The Daily Corona: Quote of the Day

“You’re a bigger pain in the ass than the Coronavirus!”

That was the quote from my ninety something year old friend, Marshall,  to his son, Trevor, wishing his father would take this Virus seriously.

Marshall, frustrated with how much his son was going out of his way to keep him alive,  also mentioned how he hadn’t planned on licking the streets when on a walk in Los Angeles.  Delightful banter.

Living through the Not so Great or Not so Wonderful Depression, I guess Marshall has been through a hell of a lot more than us, so as much as his son tries to help, he’d rather just enjoy the day without worrying about his demise.  He’ll probably live longer than us.  I guess, selfishly, that’s what we want.

Coughing

Writing is never easy, unless you talk to my wife for less than seven seconds regarding the confused guy she, or even an intelligent child, should replace as the Potus. No disrespect to my wife.  (she’s not a child)

My wife recently stated,  “I want to cough all over that guy.”  (She’s not even from Jersey)

She also wants to beat him up, kick him in the balls, and yada yada yada…….

Britt, my wife, who doesn’t allow me use her real name, is refined enough to only entertain me with this banter in the warmness of our home.  I’m choosing to write this because, sadly, I think it’s a little funny, and I enjoy celebrating and sharing her gift of humor.  I will also sacrifice my balls if she becomes the next US President. The V.P, of course, will be a mechanical monkey.

I’m so pleased to be on her good side.

Joy

Peanuts, hotdogs, baseball and beer.  Oh, and friends appreciating the same, in fact, encouraging you to embrace the wonderful things in life.

Recently speaking to one of the terrific and closest friends in my life, (amongst others…I’m very blessed) and considering the Corona pandemic, I was worried about his health.  He’s almost one hundred and thirteen years old.  Rather than giving a Yankee dime about his age, or a virus, his focus was on baseball.
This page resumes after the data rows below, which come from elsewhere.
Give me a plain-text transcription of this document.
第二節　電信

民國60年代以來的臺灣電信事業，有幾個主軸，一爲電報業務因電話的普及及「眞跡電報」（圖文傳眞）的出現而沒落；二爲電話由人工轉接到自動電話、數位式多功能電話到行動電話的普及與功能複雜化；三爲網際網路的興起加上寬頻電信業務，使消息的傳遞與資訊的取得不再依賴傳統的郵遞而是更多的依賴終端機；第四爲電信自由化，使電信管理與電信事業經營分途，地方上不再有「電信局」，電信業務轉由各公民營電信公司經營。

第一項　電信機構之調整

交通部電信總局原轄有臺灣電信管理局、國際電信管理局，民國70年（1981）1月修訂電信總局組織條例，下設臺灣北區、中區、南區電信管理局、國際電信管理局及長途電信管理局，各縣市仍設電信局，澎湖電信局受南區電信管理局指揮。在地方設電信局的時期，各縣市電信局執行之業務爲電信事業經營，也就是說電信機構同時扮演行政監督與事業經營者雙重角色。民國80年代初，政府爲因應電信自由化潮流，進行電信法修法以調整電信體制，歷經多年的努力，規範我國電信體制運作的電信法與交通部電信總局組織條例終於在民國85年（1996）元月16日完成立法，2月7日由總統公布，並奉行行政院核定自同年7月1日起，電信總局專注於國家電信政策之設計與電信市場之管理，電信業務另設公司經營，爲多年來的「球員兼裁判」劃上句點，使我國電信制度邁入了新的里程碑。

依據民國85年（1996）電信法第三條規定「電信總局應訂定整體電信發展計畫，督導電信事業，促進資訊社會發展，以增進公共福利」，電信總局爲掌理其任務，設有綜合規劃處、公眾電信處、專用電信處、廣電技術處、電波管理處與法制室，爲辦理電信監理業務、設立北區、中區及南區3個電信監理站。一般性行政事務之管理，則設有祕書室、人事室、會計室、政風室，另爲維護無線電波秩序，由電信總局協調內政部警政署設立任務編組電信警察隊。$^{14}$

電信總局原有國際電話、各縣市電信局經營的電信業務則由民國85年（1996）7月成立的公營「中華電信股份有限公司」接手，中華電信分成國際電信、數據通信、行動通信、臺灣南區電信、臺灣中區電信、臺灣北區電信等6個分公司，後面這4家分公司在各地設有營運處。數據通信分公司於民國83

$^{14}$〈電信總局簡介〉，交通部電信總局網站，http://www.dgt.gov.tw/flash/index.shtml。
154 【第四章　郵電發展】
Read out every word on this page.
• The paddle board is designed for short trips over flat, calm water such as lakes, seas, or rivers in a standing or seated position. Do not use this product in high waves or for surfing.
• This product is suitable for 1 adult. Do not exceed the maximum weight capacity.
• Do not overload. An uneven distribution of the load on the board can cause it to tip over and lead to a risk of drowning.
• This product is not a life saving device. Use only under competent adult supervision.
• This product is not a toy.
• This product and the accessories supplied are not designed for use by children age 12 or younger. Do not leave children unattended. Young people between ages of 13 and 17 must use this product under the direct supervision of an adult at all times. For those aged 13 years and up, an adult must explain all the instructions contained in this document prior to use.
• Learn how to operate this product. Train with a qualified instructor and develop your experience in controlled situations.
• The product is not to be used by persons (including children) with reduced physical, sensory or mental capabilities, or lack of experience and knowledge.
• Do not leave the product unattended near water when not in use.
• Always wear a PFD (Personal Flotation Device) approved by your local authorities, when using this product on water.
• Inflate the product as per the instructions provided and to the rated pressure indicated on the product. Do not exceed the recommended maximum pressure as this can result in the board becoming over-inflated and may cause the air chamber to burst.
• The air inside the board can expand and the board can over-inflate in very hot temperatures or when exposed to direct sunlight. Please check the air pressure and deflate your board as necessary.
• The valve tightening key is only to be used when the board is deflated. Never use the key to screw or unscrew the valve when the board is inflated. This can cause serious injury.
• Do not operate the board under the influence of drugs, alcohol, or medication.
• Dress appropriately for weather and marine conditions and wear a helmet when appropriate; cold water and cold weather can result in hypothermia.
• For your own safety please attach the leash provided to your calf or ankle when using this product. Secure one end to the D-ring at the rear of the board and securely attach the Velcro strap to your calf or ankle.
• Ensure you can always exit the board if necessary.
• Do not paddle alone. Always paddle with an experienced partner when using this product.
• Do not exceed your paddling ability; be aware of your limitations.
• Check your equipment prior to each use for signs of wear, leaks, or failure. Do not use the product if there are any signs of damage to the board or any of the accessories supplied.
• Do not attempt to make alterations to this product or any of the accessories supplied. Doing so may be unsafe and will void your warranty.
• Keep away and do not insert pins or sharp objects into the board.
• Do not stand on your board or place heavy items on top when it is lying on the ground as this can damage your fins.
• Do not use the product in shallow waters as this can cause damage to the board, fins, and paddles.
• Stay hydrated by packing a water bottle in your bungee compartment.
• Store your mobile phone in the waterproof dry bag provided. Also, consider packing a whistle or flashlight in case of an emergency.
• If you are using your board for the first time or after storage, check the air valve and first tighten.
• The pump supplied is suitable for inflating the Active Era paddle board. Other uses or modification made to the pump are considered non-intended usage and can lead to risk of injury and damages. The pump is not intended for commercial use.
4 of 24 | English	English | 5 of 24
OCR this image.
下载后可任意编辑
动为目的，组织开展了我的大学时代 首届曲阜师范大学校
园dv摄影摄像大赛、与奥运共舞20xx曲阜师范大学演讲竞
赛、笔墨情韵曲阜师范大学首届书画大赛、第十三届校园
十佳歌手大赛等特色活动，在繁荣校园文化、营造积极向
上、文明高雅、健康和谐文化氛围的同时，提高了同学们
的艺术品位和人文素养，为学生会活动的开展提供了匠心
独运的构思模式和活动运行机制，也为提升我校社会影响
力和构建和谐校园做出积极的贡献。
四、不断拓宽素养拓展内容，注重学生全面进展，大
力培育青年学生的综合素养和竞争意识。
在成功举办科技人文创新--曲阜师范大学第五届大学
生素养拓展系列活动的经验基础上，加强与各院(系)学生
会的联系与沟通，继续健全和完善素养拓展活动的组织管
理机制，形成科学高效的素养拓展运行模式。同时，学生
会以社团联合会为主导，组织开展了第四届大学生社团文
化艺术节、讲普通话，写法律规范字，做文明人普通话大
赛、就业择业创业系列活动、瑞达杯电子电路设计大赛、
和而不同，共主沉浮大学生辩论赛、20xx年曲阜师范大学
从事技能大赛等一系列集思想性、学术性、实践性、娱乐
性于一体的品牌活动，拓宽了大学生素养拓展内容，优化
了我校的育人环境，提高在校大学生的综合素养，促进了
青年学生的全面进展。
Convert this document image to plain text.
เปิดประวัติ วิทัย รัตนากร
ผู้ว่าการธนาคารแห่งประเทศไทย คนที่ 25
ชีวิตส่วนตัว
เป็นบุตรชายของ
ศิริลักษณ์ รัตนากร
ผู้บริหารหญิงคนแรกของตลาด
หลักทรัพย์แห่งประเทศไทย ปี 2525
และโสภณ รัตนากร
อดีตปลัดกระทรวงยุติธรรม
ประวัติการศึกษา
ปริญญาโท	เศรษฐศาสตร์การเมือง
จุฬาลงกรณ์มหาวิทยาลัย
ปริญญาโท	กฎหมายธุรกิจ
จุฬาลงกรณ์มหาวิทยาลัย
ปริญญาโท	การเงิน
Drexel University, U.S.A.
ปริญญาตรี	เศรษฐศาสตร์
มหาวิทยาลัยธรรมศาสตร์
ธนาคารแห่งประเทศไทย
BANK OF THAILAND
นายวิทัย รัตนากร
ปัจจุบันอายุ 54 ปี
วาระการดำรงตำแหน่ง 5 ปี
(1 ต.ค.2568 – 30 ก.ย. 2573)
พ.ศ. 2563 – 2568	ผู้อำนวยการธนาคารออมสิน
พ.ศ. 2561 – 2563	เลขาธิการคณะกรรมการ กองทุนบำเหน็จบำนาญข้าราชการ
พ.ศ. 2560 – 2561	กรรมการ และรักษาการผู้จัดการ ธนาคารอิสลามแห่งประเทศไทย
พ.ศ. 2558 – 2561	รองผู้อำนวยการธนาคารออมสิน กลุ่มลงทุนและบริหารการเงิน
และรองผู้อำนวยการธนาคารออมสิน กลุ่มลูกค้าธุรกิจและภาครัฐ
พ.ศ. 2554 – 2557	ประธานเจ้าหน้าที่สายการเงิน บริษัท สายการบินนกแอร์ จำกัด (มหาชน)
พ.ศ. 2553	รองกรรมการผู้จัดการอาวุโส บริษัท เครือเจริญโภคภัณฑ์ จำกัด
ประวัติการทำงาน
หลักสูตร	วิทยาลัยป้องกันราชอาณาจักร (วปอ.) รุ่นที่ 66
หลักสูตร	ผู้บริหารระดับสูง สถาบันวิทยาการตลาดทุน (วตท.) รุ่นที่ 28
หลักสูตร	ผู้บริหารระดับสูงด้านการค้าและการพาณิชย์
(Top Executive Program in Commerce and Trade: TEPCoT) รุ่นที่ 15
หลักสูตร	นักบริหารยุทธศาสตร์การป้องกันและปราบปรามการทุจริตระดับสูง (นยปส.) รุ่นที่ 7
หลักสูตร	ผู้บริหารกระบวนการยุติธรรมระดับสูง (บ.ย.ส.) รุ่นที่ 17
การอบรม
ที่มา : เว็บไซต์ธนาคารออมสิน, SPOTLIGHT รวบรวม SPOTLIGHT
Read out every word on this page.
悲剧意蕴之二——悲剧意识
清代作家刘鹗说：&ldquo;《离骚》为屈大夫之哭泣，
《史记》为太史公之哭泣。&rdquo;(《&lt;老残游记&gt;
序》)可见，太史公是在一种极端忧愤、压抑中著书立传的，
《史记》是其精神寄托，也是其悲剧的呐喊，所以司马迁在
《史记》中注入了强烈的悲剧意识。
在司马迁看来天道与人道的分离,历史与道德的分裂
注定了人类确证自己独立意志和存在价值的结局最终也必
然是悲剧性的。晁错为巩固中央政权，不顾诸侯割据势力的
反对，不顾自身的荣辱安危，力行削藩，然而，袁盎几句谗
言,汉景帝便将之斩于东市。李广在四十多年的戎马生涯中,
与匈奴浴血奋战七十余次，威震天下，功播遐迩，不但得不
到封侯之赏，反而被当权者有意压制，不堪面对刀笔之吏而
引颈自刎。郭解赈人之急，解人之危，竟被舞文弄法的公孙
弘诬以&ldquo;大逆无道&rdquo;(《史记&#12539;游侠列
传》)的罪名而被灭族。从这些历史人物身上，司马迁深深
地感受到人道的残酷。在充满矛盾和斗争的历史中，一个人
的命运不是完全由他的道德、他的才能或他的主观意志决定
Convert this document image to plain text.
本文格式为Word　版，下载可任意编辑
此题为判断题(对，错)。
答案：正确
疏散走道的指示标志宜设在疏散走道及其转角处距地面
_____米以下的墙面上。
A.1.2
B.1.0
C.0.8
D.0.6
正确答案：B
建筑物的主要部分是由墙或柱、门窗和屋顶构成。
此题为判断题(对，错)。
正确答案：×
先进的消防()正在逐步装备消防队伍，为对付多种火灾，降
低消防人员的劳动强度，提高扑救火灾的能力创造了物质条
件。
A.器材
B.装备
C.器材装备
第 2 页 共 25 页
I wish everyone in this wild world could hear his passionate voice.  “What the Hell about opening Day!?!”  He didn’t have to remind me of it, Opening Day has been delayed over health concerns.  He watches baseball, coached it, and allowed me to enter his home when we could either watch or listen to any game on TV or the radio.  Those were magnificent days.  We’d laugh at the announcers, make fun of foolish fans, speak of players’ salaries and then retreat to our home field: Indian Stadium in Spokane, Washington.  One dollar hotdogs and beer.  Best dogs ever.  I guess you could wonder if we were the best dogs in the stadium. I’m tired of wondering.  On those glorious evenings, amidst the lights in a balmy seventy degree city, we found joy.  I still can’t thank him enough.

The games?  It didn’t matter to me who was winning.  Believe me, I HATE losing, and I LOVE winning.  Anyone telling you differently is selling something.  This fellow made me recognize how we can love something, and for three hours, forget about everything else.

Marshall St. John, my friend, encouraged me to enjoy the very, very difficult and wonderful sport of baseball.  Opening day will be missed, but our games will not be forgotten.